姫と共に過ごした夜
さて、見事に姫の難題を三つ解いたまみちがねはどうなったか。勿論、姫の婿になるのが当然であるが、そうはいかなかった。まみちがねは顔の形も変わるほど散々に打ちのめされ、城を追われたのである。
まみちがねは姫の婿に迎えられ、祝いの宴が盛大に催された。美しい姫の傍らに腰を折って座る奇妙な若者に、客のある者達は顔をしかめ、ある者達はひそひそと無責任な噂話をした。背中の母親は、宴席の料理が欲しいとも言わずに黙っていた。
やがて宴が終わると、姫は自室へ戻り、まみちがねは姫が呼ぶまで身体を清めて待つようにと別の部屋に通された。その部屋でまみちがねは白い麻で折られた新枕の装束に着替えた。
呼びに来た姫の侍女の導きで足を踏み入れた部屋は暗かった。大きな窓から見える満点の星だけが明るかった。姫の声がまみちがねを招いた。
「私を見よ」
声のしたほうには、人が二人三人は横になれそうな大きな寝台があった。寝台には屋根があり、そこからは、あの姫の胸を覆っていたのと同じ白絹が四方に垂れ下がっていた。星明りで、その白衣が透けて見えた。ぼんやりと浮かぶ影は、豊かな起伏を描いていた。その、横たわっていた誰かが呼んだ。
「こちらへ参れ」
まみちがねは寝台に歩み寄って白絹を除けた。星の光しかないためにはっきりとは見えなかったが、そこには唇を噛みしめた姫が一糸まとわぬ姿で横たわって目を閉じていた。豊かな胸を片手で覆い、もう一方の手は秘部を隠している。長い黒髪が、白い夜具にふわりと広がっていた。
背中がぞくりとした。足が震えていた。まみちがねは、未だに女性を知らなかったのである。姫はなおもまみちがねを促した。まみちがねは背を曲げたままいきり立った。寝台に上がり、事に及ぼうと姫の身体に覆いかぶさろうとする。
その時、背中から声がした。
「行く末を案じることがなくなったら、冥土へ行ってやると言うたろうが」
母親であった。まみちがねの手足が金縛りにでも遭ったように止まった。そろそろと寝台を降りる。母親が耳元で囁いた。
「何をしておるのじゃ。早くせい!」
まみちがねは寝台に背を向けてうずくまった。母親はがみがみと背中で怒鳴り続けたが、まみちがねは二度と立ち上がらなかった。寝台の上で何かが動く気配があったのでちらと横目で見ると、姫が胸を覆ったまま起き上がっていた。流れる川のような黒髪が肩から艶やかな腕に垂れ下がっていた。目に一杯浮かんだ涙がつっと頬を伝うのが星明りに見えた。
その次の晩も、まみちがねは姫に招かれてその寝所に入った。同じ格好で姫は待っていた。母親が背中でまた急かすので、まみちがねはまた何もできなかった。まみちがねはやはり寝台の下でうずくまった。だが、姫はもう泣かなかった。さも可笑しそうに高らかに笑いながら、自らの乳房を覆った手を除け、足を高く組んでまみちがねを誘惑するのである。母親は苛立って、まみちがねの耳元でこうるさく喚いた。まみちがねは耳を押さえて床の上に丸く縮こまった。姫は寝台の上をひとり転げ回ってはしゃいだ。

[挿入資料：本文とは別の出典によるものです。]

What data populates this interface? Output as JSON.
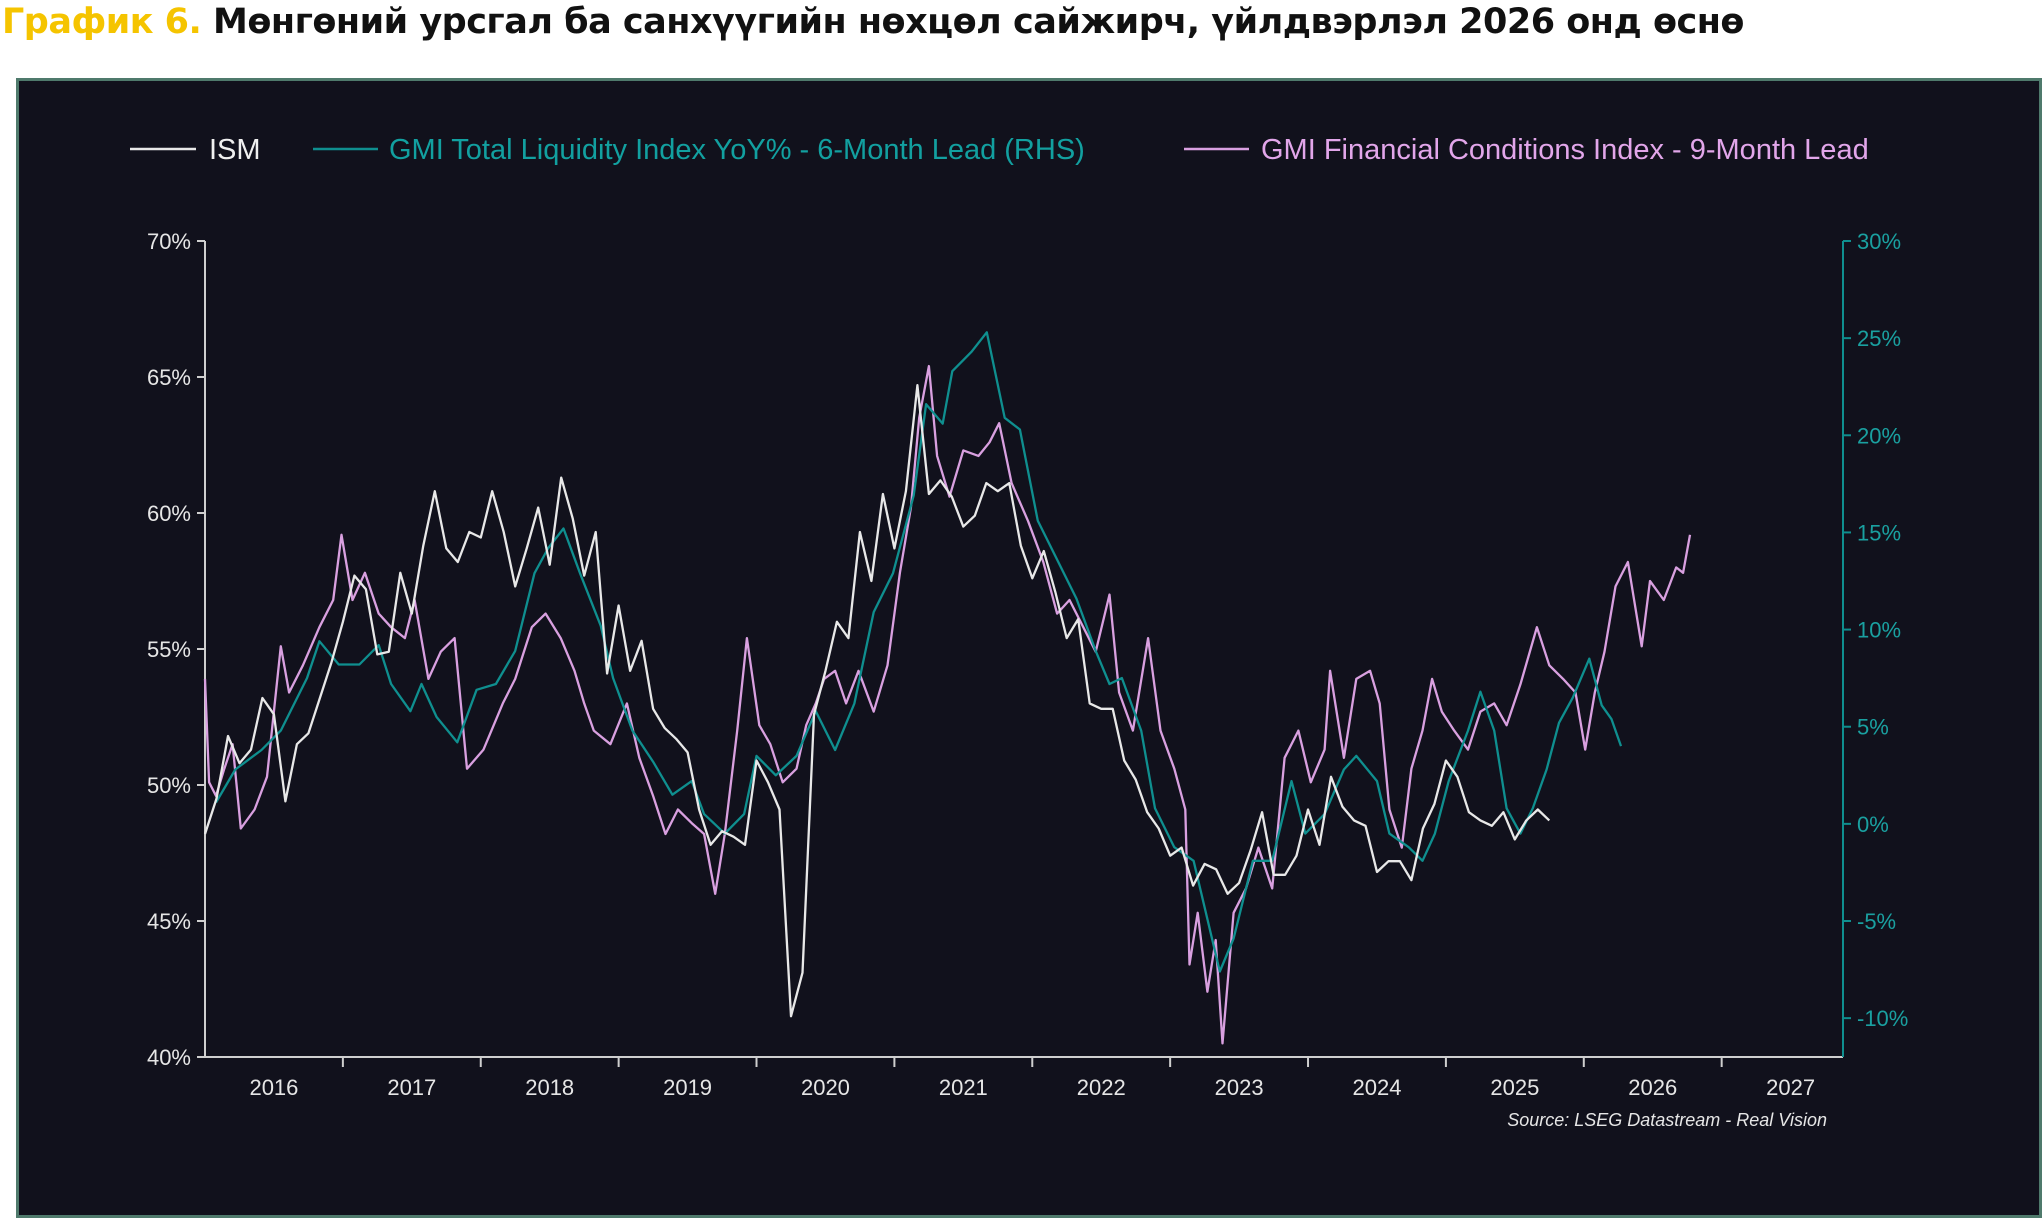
{
  "title": {
    "number": "График 6.",
    "text": "Мөнгөний урсгал ба санхүүгийн нөхцөл сайжирч, үйлдвэрлэл 2026 онд өснө"
  },
  "chart_data": {
    "type": "line",
    "title": "",
    "legend_position": "top",
    "grid": false,
    "source": "Source: LSEG Datastream - Real Vision",
    "x_ticks": [
      "2016",
      "2017",
      "2018",
      "2019",
      "2020",
      "2021",
      "2022",
      "2023",
      "2024",
      "2025",
      "2026",
      "2027"
    ],
    "xlim": [
      2016,
      2027.88
    ],
    "left_axis": {
      "ylim": [
        40,
        70
      ],
      "ticks": [
        "40%",
        "45%",
        "50%",
        "55%",
        "60%",
        "65%",
        "70%"
      ],
      "tick_values": [
        40,
        45,
        50,
        55,
        60,
        65,
        70
      ]
    },
    "right_axis": {
      "ylim": [
        -12,
        30
      ],
      "ticks": [
        "-10%",
        "-5%",
        "0%",
        "5%",
        "10%",
        "15%",
        "20%",
        "25%",
        "30%"
      ],
      "tick_values": [
        -10,
        -5,
        0,
        5,
        10,
        15,
        20,
        25,
        30
      ]
    },
    "series": [
      {
        "name": "ISM",
        "axis": "left",
        "color": "#e8e8e8",
        "x_start": 2016.0,
        "x_step_months": 1,
        "values": [
          48.2,
          49.5,
          51.8,
          50.8,
          51.3,
          53.2,
          52.6,
          49.4,
          51.5,
          51.9,
          53.2,
          54.5,
          56.0,
          57.7,
          57.2,
          54.8,
          54.9,
          57.8,
          56.3,
          58.8,
          60.8,
          58.7,
          58.2,
          59.3,
          59.1,
          60.8,
          59.3,
          57.3,
          58.7,
          60.2,
          58.1,
          61.3,
          59.8,
          57.7,
          59.3,
          54.1,
          56.6,
          54.2,
          55.3,
          52.8,
          52.1,
          51.7,
          51.2,
          49.1,
          47.8,
          48.3,
          48.1,
          47.8,
          50.9,
          50.1,
          49.1,
          41.5,
          43.1,
          52.6,
          54.2,
          56.0,
          55.4,
          59.3,
          57.5,
          60.7,
          58.7,
          60.8,
          64.7,
          60.7,
          61.2,
          60.6,
          59.5,
          59.9,
          61.1,
          60.8,
          61.1,
          58.8,
          57.6,
          58.6,
          57.1,
          55.4,
          56.1,
          53.0,
          52.8,
          52.8,
          50.9,
          50.2,
          49.0,
          48.4,
          47.4,
          47.7,
          46.3,
          47.1,
          46.9,
          46.0,
          46.4,
          47.6,
          49.0,
          46.7,
          46.7,
          47.4,
          49.1,
          47.8,
          50.3,
          49.2,
          48.7,
          48.5,
          46.8,
          47.2,
          47.2,
          46.5,
          48.4,
          49.3,
          50.9,
          50.3,
          49.0,
          48.7,
          48.5,
          49.0,
          48.0,
          48.7,
          49.1,
          48.7
        ]
      },
      {
        "name": "GMI Total Liquidity Index YoY% - 6-Month Lead (RHS)",
        "axis": "right",
        "color": "#0f8f8f",
        "x": [
          2016.08,
          2016.22,
          2016.41,
          2016.55,
          2016.74,
          2016.83,
          2016.97,
          2017.12,
          2017.26,
          2017.35,
          2017.49,
          2017.57,
          2017.68,
          2017.83,
          2017.97,
          2018.11,
          2018.25,
          2018.39,
          2018.49,
          2018.6,
          2018.72,
          2018.87,
          2018.96,
          2019.1,
          2019.25,
          2019.39,
          2019.53,
          2019.62,
          2019.77,
          2019.91,
          2020.0,
          2020.14,
          2020.29,
          2020.43,
          2020.57,
          2020.71,
          2020.85,
          2020.99,
          2021.14,
          2021.23,
          2021.35,
          2021.42,
          2021.56,
          2021.67,
          2021.8,
          2021.91,
          2022.04,
          2022.18,
          2022.32,
          2022.46,
          2022.56,
          2022.65,
          2022.79,
          2022.89,
          2023.03,
          2023.17,
          2023.27,
          2023.36,
          2023.46,
          2023.6,
          2023.74,
          2023.88,
          2023.98,
          2024.12,
          2024.26,
          2024.35,
          2024.5,
          2024.59,
          2024.73,
          2024.83,
          2024.92,
          2025.02,
          2025.16,
          2025.25,
          2025.35,
          2025.44,
          2025.54,
          2025.63,
          2025.73,
          2025.82,
          2025.92,
          2026.04,
          2026.13,
          2026.2,
          2026.27
        ],
        "values": [
          1.1,
          2.8,
          3.8,
          4.8,
          7.5,
          9.4,
          8.2,
          8.2,
          9.2,
          7.2,
          5.8,
          7.2,
          5.5,
          4.2,
          6.9,
          7.2,
          8.9,
          12.9,
          14.2,
          15.2,
          12.9,
          10.2,
          7.5,
          4.8,
          3.2,
          1.5,
          2.2,
          0.5,
          -0.5,
          0.5,
          3.5,
          2.5,
          3.5,
          5.8,
          3.8,
          6.2,
          10.9,
          12.9,
          16.9,
          21.6,
          20.6,
          23.3,
          24.3,
          25.3,
          20.9,
          20.3,
          15.6,
          13.6,
          11.6,
          8.9,
          7.2,
          7.5,
          4.8,
          0.8,
          -1.2,
          -1.9,
          -4.9,
          -7.6,
          -5.9,
          -1.9,
          -1.9,
          2.2,
          -0.5,
          0.5,
          2.8,
          3.5,
          2.2,
          -0.5,
          -1.2,
          -1.9,
          -0.5,
          2.2,
          4.8,
          6.8,
          4.8,
          0.8,
          -0.5,
          0.8,
          2.8,
          5.2,
          6.5,
          8.5,
          6.1,
          5.4,
          4.0
        ]
      },
      {
        "name": "GMI Financial Conditions Index - 9-Month Lead",
        "axis": "left",
        "color": "#d9a0e0",
        "x": [
          2016.0,
          2016.03,
          2016.08,
          2016.14,
          2016.2,
          2016.26,
          2016.36,
          2016.45,
          2016.55,
          2016.61,
          2016.71,
          2016.83,
          2016.93,
          2016.99,
          2017.07,
          2017.16,
          2017.26,
          2017.35,
          2017.45,
          2017.52,
          2017.62,
          2017.71,
          2017.81,
          2017.9,
          2018.02,
          2018.16,
          2018.25,
          2018.37,
          2018.47,
          2018.58,
          2018.68,
          2018.75,
          2018.82,
          2018.94,
          2019.06,
          2019.15,
          2019.25,
          2019.34,
          2019.43,
          2019.53,
          2019.62,
          2019.7,
          2019.77,
          2019.86,
          2019.93,
          2020.02,
          2020.1,
          2020.19,
          2020.29,
          2020.36,
          2020.43,
          2020.49,
          2020.57,
          2020.65,
          2020.74,
          2020.85,
          2020.95,
          2021.04,
          2021.12,
          2021.18,
          2021.25,
          2021.31,
          2021.4,
          2021.5,
          2021.61,
          2021.69,
          2021.76,
          2021.85,
          2021.97,
          2022.08,
          2022.18,
          2022.27,
          2022.37,
          2022.46,
          2022.56,
          2022.63,
          2022.73,
          2022.84,
          2022.93,
          2023.03,
          2023.11,
          2023.14,
          2023.2,
          2023.27,
          2023.33,
          2023.38,
          2023.46,
          2023.55,
          2023.64,
          2023.74,
          2023.83,
          2023.93,
          2024.02,
          2024.12,
          2024.16,
          2024.26,
          2024.35,
          2024.45,
          2024.52,
          2024.59,
          2024.68,
          2024.75,
          2024.83,
          2024.9,
          2024.97,
          2025.06,
          2025.16,
          2025.25,
          2025.35,
          2025.44,
          2025.54,
          2025.66,
          2025.75,
          2025.85,
          2025.94,
          2026.01,
          2026.08,
          2026.15,
          2026.23,
          2026.32,
          2026.42,
          2026.48,
          2026.58,
          2026.67,
          2026.72,
          2026.77
        ],
        "values": [
          53.9,
          50.1,
          49.6,
          50.6,
          51.5,
          48.4,
          49.1,
          50.3,
          55.1,
          53.4,
          54.4,
          55.8,
          56.8,
          59.2,
          56.8,
          57.8,
          56.3,
          55.8,
          55.4,
          56.8,
          53.9,
          54.9,
          55.4,
          50.6,
          51.3,
          53.0,
          53.9,
          55.8,
          56.3,
          55.4,
          54.2,
          53.0,
          52.0,
          51.5,
          53.0,
          51.0,
          49.6,
          48.2,
          49.1,
          48.6,
          48.2,
          46.0,
          48.2,
          52.0,
          55.4,
          52.2,
          51.5,
          50.1,
          50.6,
          52.2,
          53.0,
          53.9,
          54.2,
          53.0,
          54.2,
          52.7,
          54.4,
          57.8,
          60.2,
          63.5,
          65.4,
          62.1,
          60.6,
          62.3,
          62.1,
          62.6,
          63.3,
          61.1,
          59.7,
          58.2,
          56.3,
          56.8,
          55.8,
          54.9,
          57.0,
          53.4,
          52.0,
          55.4,
          52.0,
          50.6,
          49.1,
          43.4,
          45.3,
          42.4,
          44.3,
          40.5,
          45.3,
          46.2,
          47.7,
          46.2,
          51.0,
          52.0,
          50.1,
          51.3,
          54.2,
          51.0,
          53.9,
          54.2,
          53.0,
          49.1,
          47.7,
          50.6,
          52.0,
          53.9,
          52.7,
          52.0,
          51.3,
          52.7,
          53.0,
          52.2,
          53.7,
          55.8,
          54.4,
          53.9,
          53.4,
          51.3,
          53.4,
          54.9,
          57.3,
          58.2,
          55.1,
          57.5,
          56.8,
          58.0,
          57.8,
          59.2
        ]
      }
    ]
  }
}
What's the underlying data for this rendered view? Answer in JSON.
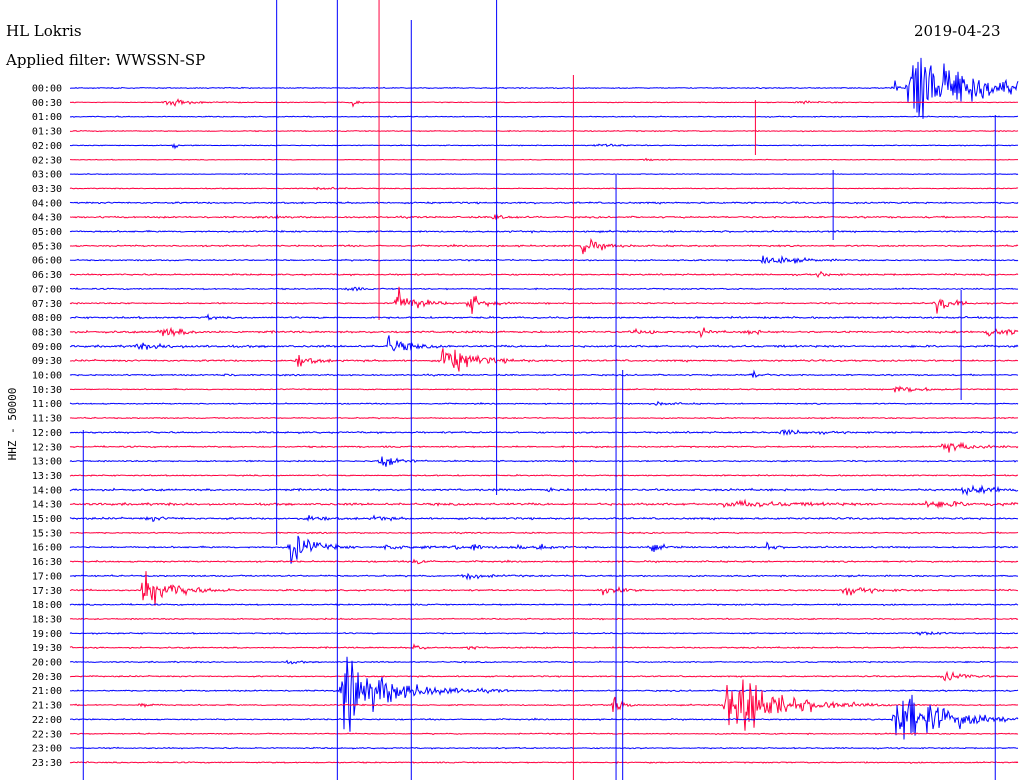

そんなことが幾晩も続いたある闇夜、まみちがねは突然、着のみ着のまま門の外に引きずり出され、門番によって散々に打ちのめされた。腰を打たれて立ち上がることもできないまみちがねは脳天を叩かれ、頬を張り飛ばされた。かつて美しかった顔はもう二目と見ることができなくなった。切れた唇からひゅうひゅう息を漏らしながら、まみちがねは何が起こったのか尋ねた。通用口の向こうに控えていたらしい、王からの使いがゆったりした袖を合わせ、冠を着けた頭を慇懃に下げてから言った。
「子を成す見込みがないと、寝ずの番から知らせがあった」
通用口をくぐる使いが後ろ手にぽんと投げ出した小さな袋から、闇夜にもそれと分かる金貨がちゃりんとこぼれた。まみちがねは冷たい地面に横たわったまま、それを黙って見ていた。門番がしゃがんで、その金貨を拾って懐に入れた。まみちがねは手を伸ばして金貨の袋を掴み、よろよろと立ち上がった。
城に尻を向けて、腰を曲げて歩き出したまみちがねの背中から、母親が囁いた。
「泣くな。行く先を案ずることがなくなるまで、冥土には行かん」
別に泣いてはいなかったが、母親のその一言で、かえって泣けてきた。